Wildfire smoke being blown from inland California out to the Pacific Ocean.
A satellite view of wildfires in Paradise, California, in 2018 shows smoke entering the atmosphere and spreading far beyond the fire’s location on land.

A combination of new computational tools and better integration among stakeholders is required to face the challenges that current and future fire regimes pose. While WRF-SFIRE contains demonstrated physics capabilities and has worked well on legacy high-performance computing (HPC) architectures, meeting emerging challenges will require new platforms that can effectively run on the next generation of HPC assets. Prior Livermore research has identified the underlying physical and computational requirements to accelerate WRF-SFIRE’s capabilities within a faster and more modern computational platform. Under development through DOE and Livermore’s LDRD program, the Energy Research and Forecasting (ERF) model is a new exascale-oriented, accelerated atmospheric simulation software that implements WRF’s capabilities on modern HPC architectures that runs tens to hundreds of times faster. Adding fire physics to ERF would improve its capacity to meet many of the more pressing fire simulation and prediction challenges.

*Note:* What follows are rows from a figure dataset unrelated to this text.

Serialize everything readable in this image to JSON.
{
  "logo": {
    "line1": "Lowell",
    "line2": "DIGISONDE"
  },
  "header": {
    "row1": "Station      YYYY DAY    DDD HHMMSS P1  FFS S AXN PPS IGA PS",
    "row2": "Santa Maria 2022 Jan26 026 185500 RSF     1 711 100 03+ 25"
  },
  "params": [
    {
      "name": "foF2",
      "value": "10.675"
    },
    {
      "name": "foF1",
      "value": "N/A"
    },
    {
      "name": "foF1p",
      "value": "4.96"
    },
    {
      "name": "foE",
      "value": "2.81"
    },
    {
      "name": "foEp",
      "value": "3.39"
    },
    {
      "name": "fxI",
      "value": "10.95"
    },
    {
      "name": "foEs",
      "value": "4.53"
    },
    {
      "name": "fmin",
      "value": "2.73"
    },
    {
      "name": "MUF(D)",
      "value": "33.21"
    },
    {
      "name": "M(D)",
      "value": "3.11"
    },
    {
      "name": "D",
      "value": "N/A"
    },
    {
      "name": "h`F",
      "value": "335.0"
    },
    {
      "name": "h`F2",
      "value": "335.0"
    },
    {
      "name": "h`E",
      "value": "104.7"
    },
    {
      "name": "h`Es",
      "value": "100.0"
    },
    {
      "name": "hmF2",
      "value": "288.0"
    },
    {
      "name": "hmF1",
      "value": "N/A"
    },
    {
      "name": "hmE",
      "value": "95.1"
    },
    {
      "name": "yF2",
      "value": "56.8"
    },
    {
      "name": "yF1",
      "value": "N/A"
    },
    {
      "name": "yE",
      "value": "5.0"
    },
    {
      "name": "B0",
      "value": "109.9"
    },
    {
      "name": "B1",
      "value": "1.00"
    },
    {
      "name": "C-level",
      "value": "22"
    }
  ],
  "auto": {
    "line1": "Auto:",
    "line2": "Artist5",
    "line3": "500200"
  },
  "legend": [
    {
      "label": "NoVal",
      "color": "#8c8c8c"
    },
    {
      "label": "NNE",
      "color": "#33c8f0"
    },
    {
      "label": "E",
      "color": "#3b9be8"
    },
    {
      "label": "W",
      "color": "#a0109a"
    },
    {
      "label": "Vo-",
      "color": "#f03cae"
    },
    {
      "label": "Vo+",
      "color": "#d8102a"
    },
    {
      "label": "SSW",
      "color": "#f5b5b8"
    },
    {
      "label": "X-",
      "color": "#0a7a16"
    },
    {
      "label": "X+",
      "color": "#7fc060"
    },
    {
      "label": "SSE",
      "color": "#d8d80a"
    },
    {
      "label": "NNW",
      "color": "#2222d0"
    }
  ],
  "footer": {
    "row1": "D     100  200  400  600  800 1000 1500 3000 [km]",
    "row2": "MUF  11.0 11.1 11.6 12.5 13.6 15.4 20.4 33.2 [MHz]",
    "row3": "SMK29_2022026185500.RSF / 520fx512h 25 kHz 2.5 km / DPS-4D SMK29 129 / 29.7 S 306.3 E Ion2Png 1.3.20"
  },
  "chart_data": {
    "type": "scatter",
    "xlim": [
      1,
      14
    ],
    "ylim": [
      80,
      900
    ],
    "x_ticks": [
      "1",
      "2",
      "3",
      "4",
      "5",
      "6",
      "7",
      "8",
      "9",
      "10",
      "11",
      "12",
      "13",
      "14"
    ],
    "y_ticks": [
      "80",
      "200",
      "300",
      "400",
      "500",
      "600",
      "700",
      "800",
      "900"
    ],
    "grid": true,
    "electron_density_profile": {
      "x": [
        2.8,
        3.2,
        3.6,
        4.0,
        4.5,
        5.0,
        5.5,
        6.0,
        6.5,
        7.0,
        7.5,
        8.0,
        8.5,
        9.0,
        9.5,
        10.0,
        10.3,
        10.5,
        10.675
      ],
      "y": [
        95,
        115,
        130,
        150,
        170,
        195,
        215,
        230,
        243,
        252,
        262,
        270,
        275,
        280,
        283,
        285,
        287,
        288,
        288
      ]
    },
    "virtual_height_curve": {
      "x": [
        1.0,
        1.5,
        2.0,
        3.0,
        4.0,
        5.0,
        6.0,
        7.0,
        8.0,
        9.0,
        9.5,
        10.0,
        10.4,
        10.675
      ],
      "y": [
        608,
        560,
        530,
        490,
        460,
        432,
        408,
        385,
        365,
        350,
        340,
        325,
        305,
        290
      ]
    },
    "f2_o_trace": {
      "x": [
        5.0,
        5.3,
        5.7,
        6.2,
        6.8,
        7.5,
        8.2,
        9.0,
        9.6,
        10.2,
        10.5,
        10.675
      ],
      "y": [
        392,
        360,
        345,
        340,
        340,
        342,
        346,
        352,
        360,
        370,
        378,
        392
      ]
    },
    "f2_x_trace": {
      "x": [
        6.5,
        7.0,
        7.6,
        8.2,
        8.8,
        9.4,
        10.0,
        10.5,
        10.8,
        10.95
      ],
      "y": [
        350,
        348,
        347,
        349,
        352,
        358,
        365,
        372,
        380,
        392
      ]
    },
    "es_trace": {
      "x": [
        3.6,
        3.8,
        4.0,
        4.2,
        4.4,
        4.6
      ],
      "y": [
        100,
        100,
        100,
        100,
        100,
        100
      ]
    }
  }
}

Historically, research to tackle the many facets of this wildfire problem has been piecemeal, and a unified front for wildfire research does not currently exist. Rather, several different agencies, from the U.S. National Guard to the U.S. Forest Service to federal agencies in charge of agriculture, defense, and energy activities address wildfires on an independent basis. Livermore’s connection to other DOE laboratories, resources from NARAC, and budding collaboration with FireGuard and other institutions further its research capabilities, but the national and global effects of wildfires are increasing. Greater interagency collaboration, or even a formal interagency body, could enhance future efforts and improve their impact. “We operate in a fractured field. If consolidated efforts across agencies occurred, we could see many benefits including reducing costs and ensuring that we aren’t duplicating efforts,” says Lucas. Mirocha adds, “Without coordination, we aren’t sure if we are prioritizing research in the highest impact area or addressing a problem in a way that makes another part of the problem worse.”

AI offers further room for improvement in prioritizing efforts to the most productive and impactful solutions. “My crystal ball ideally would say that, in the future, we can use AI tools to optimize our strategies for working through this wicked problem,” says Mirocha. “I’d like AI to tell us what data we need the most and what our options are for moving forward. Humanity has a hard time when confronted with these complicated issues, but we must move forward and with urgency.”